NOTE: The new frontend system is in alpha and is only supported by a small number of plugins.

All of the utility API extensions that were passed into your app through installed plugins, get instantiated and configured in the right order by the framework, and are then made available for consumption. You can interact with these instances in the following ways.

Via React hooks

The most common consumption pattern for utility APIs is to call the useApi hook inside React components to get an implementation via its API ref. This applies whether it was originally provided from the core framework or from a plugin.

import { useApi, configApiRef } from '@backstage/frontend-plugin-api';

const MyComponent = () => {
const configApi = useApi(configApiRef);
const title = configApi.getString('app.title');
// ...
};

The useApi hook always returns a value, or throws an exception if the API ref could not be resolved to a registered implementation. For advanced use cases, where you explicitly want to optionally request a utility API that may or may not have been provided at runtime, you can use the underlying useApiHolder hook instead.

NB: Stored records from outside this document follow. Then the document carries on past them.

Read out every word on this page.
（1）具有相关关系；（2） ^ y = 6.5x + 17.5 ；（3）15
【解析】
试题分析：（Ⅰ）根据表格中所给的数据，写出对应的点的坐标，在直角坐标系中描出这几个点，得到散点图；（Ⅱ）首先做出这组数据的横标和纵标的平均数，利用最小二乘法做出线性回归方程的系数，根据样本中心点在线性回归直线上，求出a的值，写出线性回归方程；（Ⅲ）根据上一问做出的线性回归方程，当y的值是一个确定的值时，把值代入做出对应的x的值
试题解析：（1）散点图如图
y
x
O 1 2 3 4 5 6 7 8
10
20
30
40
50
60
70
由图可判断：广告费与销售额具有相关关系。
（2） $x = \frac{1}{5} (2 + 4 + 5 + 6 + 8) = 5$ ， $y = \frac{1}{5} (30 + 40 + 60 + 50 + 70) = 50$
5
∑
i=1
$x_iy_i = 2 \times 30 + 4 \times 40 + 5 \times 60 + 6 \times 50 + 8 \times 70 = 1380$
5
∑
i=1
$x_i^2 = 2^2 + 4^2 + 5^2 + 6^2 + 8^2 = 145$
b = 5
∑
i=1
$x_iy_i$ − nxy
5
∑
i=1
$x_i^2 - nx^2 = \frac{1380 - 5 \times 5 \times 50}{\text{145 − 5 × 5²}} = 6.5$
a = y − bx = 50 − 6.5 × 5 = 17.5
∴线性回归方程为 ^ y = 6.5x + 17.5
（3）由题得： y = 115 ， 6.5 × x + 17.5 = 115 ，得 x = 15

import { useApiHolder, configApiRef } from '@backstage/frontend-plugin-api';

const MyComponent = () => {
const apis = useApiHolder();
const configApi = apis.get(configApiRef); // may return undefined
if (configApi) {
const title = configApi.getString('app.title');
// ...
}
};

Via dependencies

Your utility APIs can depend on other utility APIs in their factories. You do this by declaring deps on your createApiFactory, and reading the outcome in your factory.

import {
configApiRef,
createApiExtension,
createApiFactory,
discoveryApiRef,
} from '@backstage/frontend-plugin-api';
import { MyApiImpl } from './MyApiImpl';

const myApi = createApiExtension({
factory: createApiFactory({
api: myApiRef,
deps: {
configApi: configApiRef,
discoveryApi: discoveryApiRef,
},
factory: ({ configApi, discoveryApi }) => {
return new MyApiImpl({ configApi, discoveryApi });
},
}),
});

Note how the deps section essentially assigns free-form names that you choose, to API refs. Here we for example map configApiRef to the name configApi, but that's just a convention. The framework will ensure that all of those deps get instantiated and passed into your factory function with the same set of names as your deps. At that point, configApi refers to an actual functioning instance of that API ref.